It used to be said that a man's price is just a few pounds short of his mortgage. Though in Westminster that should now be his second mortgage, and women MPs, like Hazel Blears, have been just as bad as the men. It's widely accepted now that our political system will require radical change to restore public confidence. But there's something else that is needing reform: the housing market. Our national obsession with property corrupted parliament by turning many of our politicians into property speculators.

We have seen how MPs have been fiddling and flipping their second homes to gain, in some cases, hundreds of thousands of pounds from properties wholly or largely funded by the state. Some even bought second homes for their ducks. As a result, up to half of all MPs are expected to be retired, deselected or be voted out by outraged constituents. It's like a Stalinist purge. MPs are desperately waiting the four o'clock call from the Daily Telegraph.

They should erect a monument to Kirsty Allsop outside the Commons as a grim reminder of what happens when people become addicted to the drug of property. And a copy should go to the city of London too, because housing madness helped to destroy the banking system. Bankers who believed property prices could only ever go up created an inverted pyramid of debt on the slender basis of dodgy mortgages in American and British inner cities. The losses and write downs from the mortgage-related securities fiasco has so far reached some $4trillion world wide, according to the IMF. In Britain around £1trillion has disappeared from the asset base of the middle classes, who had been maintaining their living standards for years by borrowing against the nominal value of their homes.

The housing boom begat the debt bubble, which begat the construction boom. The mania for property diverted investment from productive activity into real estate on a colossal scale. From Riga to Dublin, European cities are surrounded by thousands of acres of unfinished developments, many of which face being demolished because there's no money to complete them.

The housing boom has inflicted the devastation of a small war on the national finances of European countries from Spain to the Baltic. Vast sums of public money are being wasted by central banks buying toxic mortgage bonds from insolvent banks.

Amid this devastation, ruined political careers in Westminster might seem the least of our problems, but the scandal of MPs' second homes is important because it was both a symptom and a cause of the crisis. Politicians became infected with housing madness under New Labour and started plundering the public finances to buy and develop second and sometimes third and fourth homes. So it's hardly surprising that MPs didn't ask searching questions about the housing bubble - they were benefiting from it.

And so were their constituents. Between 1997 and 2001, house prices nearly doubled. They nearly doubled again by 2005. It was as if the government had given every homeowner an average of £100,000. No wonder they voted Labour. We were all corrupted by the housing boom, to some extent. People talked endlessly about how their houses were earning more than they did, never asking where all this free money was coming from.

Well the truth is that it was being stolen from the next generation. Houses don't produce wealth, they merely transfer it from the young to the old - from the coming generation of families who have to burden themselves with colossal debts if they want to get a roof over their heads, to the baby boomers who are about to retire and live on the cash they make when they downsize. MPs were the most egregious example of this, but in a sense we were all invested in the housing scam. Well, it's time to call a halt. Our property obsession has been an economic and political disaster.

Now, governments and central bankers talk as if the real estate bubble was nothing to do with them. But in reality house price inflation has been actively encouraged by easy money, low interest rates and regulatory negligence. From mortgage interest tax relief to tax breaks to buy-to-let investors, successive governments have fuelled the housing mania. They subsidised the sale of council houses and then prevented local authorities from using the proceeds to build new social housing, thus creating an artificial shortage.

Housing is the only asset class which is free from capital gains tax, and both Labour and Conservatives intend to exempt up to £1m worth of property per family from inheritance tax.
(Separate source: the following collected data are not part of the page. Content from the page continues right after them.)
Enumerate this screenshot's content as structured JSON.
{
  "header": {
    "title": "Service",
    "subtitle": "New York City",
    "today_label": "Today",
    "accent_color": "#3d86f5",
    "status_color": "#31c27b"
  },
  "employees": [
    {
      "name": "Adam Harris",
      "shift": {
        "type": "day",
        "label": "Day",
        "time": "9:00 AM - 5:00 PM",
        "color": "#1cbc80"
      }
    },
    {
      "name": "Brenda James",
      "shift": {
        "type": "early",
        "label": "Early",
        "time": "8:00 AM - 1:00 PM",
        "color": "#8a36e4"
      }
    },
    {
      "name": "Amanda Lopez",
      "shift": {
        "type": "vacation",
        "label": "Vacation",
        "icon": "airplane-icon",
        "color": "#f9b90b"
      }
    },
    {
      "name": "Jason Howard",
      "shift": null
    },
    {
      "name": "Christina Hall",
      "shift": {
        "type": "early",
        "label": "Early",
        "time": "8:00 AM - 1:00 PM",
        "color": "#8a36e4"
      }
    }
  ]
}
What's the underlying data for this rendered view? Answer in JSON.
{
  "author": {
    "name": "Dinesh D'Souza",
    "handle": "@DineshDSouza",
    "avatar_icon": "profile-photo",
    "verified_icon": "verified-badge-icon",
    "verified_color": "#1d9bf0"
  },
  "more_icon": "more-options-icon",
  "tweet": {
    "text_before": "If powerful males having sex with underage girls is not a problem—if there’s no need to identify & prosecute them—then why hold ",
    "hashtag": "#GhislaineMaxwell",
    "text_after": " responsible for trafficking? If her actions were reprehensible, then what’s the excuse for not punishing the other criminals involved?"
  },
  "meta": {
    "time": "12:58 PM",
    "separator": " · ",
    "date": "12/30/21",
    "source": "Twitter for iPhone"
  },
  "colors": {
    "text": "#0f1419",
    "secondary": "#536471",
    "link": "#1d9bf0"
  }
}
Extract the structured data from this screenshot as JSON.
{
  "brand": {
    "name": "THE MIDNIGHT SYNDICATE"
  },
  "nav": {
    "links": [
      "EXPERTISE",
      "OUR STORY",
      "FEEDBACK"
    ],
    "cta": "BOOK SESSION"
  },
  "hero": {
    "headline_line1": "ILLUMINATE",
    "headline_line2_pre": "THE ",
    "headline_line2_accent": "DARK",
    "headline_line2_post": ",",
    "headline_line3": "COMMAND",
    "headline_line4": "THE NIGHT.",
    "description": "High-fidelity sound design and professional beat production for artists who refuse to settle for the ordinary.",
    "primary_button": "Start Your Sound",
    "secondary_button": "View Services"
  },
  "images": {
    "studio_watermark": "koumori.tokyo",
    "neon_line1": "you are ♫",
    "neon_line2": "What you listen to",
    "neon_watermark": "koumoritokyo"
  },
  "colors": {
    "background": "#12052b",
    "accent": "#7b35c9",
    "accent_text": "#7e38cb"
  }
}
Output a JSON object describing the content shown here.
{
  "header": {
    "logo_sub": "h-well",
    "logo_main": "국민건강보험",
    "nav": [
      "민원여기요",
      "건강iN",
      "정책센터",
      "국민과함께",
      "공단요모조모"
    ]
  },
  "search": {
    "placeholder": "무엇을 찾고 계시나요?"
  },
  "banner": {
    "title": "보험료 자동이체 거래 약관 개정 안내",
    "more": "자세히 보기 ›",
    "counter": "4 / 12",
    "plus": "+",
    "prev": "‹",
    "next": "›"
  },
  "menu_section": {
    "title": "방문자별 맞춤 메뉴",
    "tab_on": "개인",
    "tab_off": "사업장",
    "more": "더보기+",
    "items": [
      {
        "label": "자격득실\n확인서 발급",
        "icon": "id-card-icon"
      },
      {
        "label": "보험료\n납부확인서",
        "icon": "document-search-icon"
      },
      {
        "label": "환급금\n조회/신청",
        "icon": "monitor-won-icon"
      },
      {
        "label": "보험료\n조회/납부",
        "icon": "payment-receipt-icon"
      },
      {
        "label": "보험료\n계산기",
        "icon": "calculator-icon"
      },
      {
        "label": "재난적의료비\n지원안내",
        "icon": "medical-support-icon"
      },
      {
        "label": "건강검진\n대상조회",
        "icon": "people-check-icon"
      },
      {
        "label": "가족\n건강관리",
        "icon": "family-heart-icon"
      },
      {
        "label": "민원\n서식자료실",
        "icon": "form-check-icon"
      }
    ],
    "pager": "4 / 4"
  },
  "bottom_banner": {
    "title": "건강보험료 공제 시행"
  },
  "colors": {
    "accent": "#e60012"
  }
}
For 30 years, governments made property speculation a no brainer - and even now, in the wake of the crash, the thrust of government policy is to try and reflate house prices.

I spoke to a friend last week who said that his £1500 a month mortgage has now fallen to £600. He feels a bit embarrassed by this, since there are a lot of people who seem rather more deserving of a £900 a month bung. Our addiction to property must be curbed if we are to avoid yet another disastrous bubble. Property must be taxed like any other investment, like shares or savings - there is no rational justification for its exemption.

The mortgage industry must be properly regulated by the Financial Services Authority, with limits put on loan to value ratios to prevent young people taking on unsustainable loans of five or six times salary. 125% "suicide" loans and self-certification "liar loans" should be outlawed along with sub prime.

There should be a minimum deposit of 20% on residential loans as is the case in countries like Canada and Germany which have not experienced property crashes. Buy to let investors should no longer be able to set mortgage interest against tax, a measure which discriminates against ordinary home buyers.

Mortgage loans should be made "non recourse" as in America, so that when a house is repossessed, the mortgagee doesn't bear liability for any losses at auction. That would soon stop predatory lending, above all, governments must ensure that enough houses are built to meet population pressures caused by immigration and family break ups.

It is the most basic function of government to ensure proper residential housing is built. Perhaps now that we have a new generation of MPs coming along who will actually have to buy and equip their houses like the rest of us, they will finally see sense.